Luxe ou besoin?

Le ministre des Transports du Québec, Robert Poëti, a soulevé les pires craintes chez les élus de la Communauté métropolitaine de Montréal en refusant de confirmer le choix fait par le gouvernement précédent d’un système léger sur rail (SLR) pour relier la Rive-Sud au centre-ville de Montréal via le futur nouveau pont Champlain. Il est sage de prendre le temps de s’assurer de l’efficience et des coûts de ce projet afin de faire le bon choix.
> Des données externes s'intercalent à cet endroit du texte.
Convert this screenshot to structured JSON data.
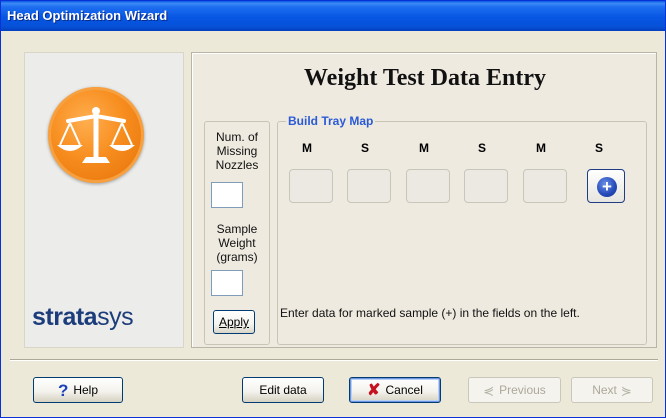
{
  "window": {
    "title": "Head Optimization Wizard"
  },
  "brand": {
    "name_bold": "strata",
    "name_light": "sys",
    "logo_icon": "balance-scale-icon"
  },
  "content": {
    "heading": "Weight Test Data Entry",
    "entry": {
      "nozzles_label_1": "Num. of",
      "nozzles_label_2": "Missing",
      "nozzles_label_3": "Nozzles",
      "nozzles_value": "",
      "weight_label_1": "Sample",
      "weight_label_2": "Weight",
      "weight_label_3": "(grams)",
      "weight_value": "",
      "apply_label": "Apply"
    },
    "tray_map": {
      "legend": "Build Tray Map",
      "columns": [
        "M",
        "S",
        "M",
        "S",
        "M",
        "S"
      ],
      "instructions": "Enter data for marked sample (+) in the fields on the left.",
      "marked_slot_symbol": "+"
    }
  },
  "buttons": {
    "help": "Help",
    "edit_data": "Edit data",
    "cancel": "Cancel",
    "previous": "Previous",
    "next": "Next"
  }
}
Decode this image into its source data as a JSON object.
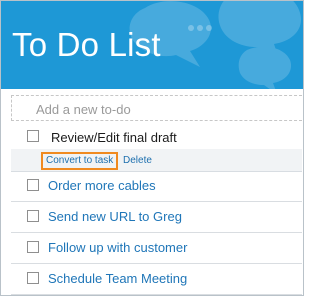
{
  "app": {
    "title": "To Do List"
  },
  "add_todo": {
    "placeholder": "Add a new to-do"
  },
  "selected_item": {
    "label": "Review/Edit final draft",
    "convert_label": "Convert to task",
    "delete_label": "Delete"
  },
  "tasks": [
    {
      "label": "Order more cables"
    },
    {
      "label": "Send new URL to Greg"
    },
    {
      "label": "Follow up with customer"
    },
    {
      "label": "Schedule Team Meeting"
    }
  ],
  "colors": {
    "header": "#1e98d6",
    "link": "#1f76b8",
    "highlight": "#f08a20"
  },
  "icons": {
    "header_decoration": "speech-bubbles-icon"
  }
}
Le débat autour du nouveau Champlain mobilise depuis des mois les élites politiques de la région de Montréal. La première étape fut de gagner le gouvernement Harper à la nécessité d’un nouveau pont, dans les délais les plus courts possible. Il y aura un nouveau pont pour 2018, mais ce ne sera pas l’icône architecturale rêvée et les automobilistes devront payer pour l’emprunter. À cet égard, la déception est grande, mais les élus de la région pouvaient se consoler grâce à la décision de Québec d’opter pour le SLR comme mode de transport en commun sur le pont, plutôt que l’autobus.

 

Comme le font tous les nouveaux gouvernements en arrivant au pouvoir, celui auquel participe Robert Poëti soulève toutes les pierres pour s’assurer de la valeur des projets trouvés sur la table à dessin. Les derniers mois d’un gouvernement s’accompagnent d’un activisme qui fait fleurir beaucoup de projets préparés à la hâte.

 

Le projet de SLR ne peut être qualifié de projet électoraliste, mais la décision du gouvernement Marois d’opter pour cette solution a certainement été influencée en partie par l’engouement général pour cette technologie qui était partagé par tous, y compris par les députés de tous les partis qui voyant venir les élections n’allaient surtout pas aller à contre-courant de cette opinion. Le nouveau gouvernement voyant des prévisions de coûts qui allaient du simple au double, jusqu’à 2,5 milliards, était justifié d’avoir des hésitations et de repousser d’un an toute décision.

 

Le processus d’évaluation que mènera l’Agence métropolitaine des transports permettra d’étudier trois options : un service de navette par autobus tel qu’on le connaît ou dans une version améliorée et le SLR. On mesurera leur efficacité respective sur le plan de la desserte offerte aux usagers, notamment quant au gain de temps, et leur impact sur le plan urbain et environnemental. Le bilan sera tout autant financier que social.

 

Les questions à répondre sont nombreuses. Ainsi, au-delà du fait que le SLR offre une vitesse de circulation élevée et un confort que n’offriront jamais les autobus, les études réalisées jusqu’ici montrent que le gain de temps réel ne sera que de quelques minutes pour l’usager en raison des correspondances modales. Actuellement, celui-ci peut par autobus aller directement de son quartier au centre-ville, ce qui ne sera pas possible avec le SLR. Pour certains, le temps de transport sera même allongé. Même l’argument d’un mode de transport propre qu’offre cette technologie mue à l’électricité ne tient pas la route puisque les autobus hybrides ou électriques seront bientôt disponibles.

 

En fin de compte, le SLR pourrait néanmoins l’emporter sur l’autobus en raison de l’impact que le transport par autobus aura sur la circulation au point d’arrivée au centre-ville. Ce sont les citoyens du quartier Griffintown qui subiront la congestion qui en résultera. La qualité des équipements et leur confort pourraient amener par ailleurs plus de citoyens à délaisser leur automobile pour le transport collectif. Mais leur nombre vaudra-t-il l’investissement ? On peut certes se laisser séduire par une technologie qui amènerait Montréal au XXIe siècle, mais encore faut-il que le SLR ne soit pas un luxe que l’on s’offre, mais qu’il réponde à nos besoins et à nos moyens. C’est ce qu’il faut établir.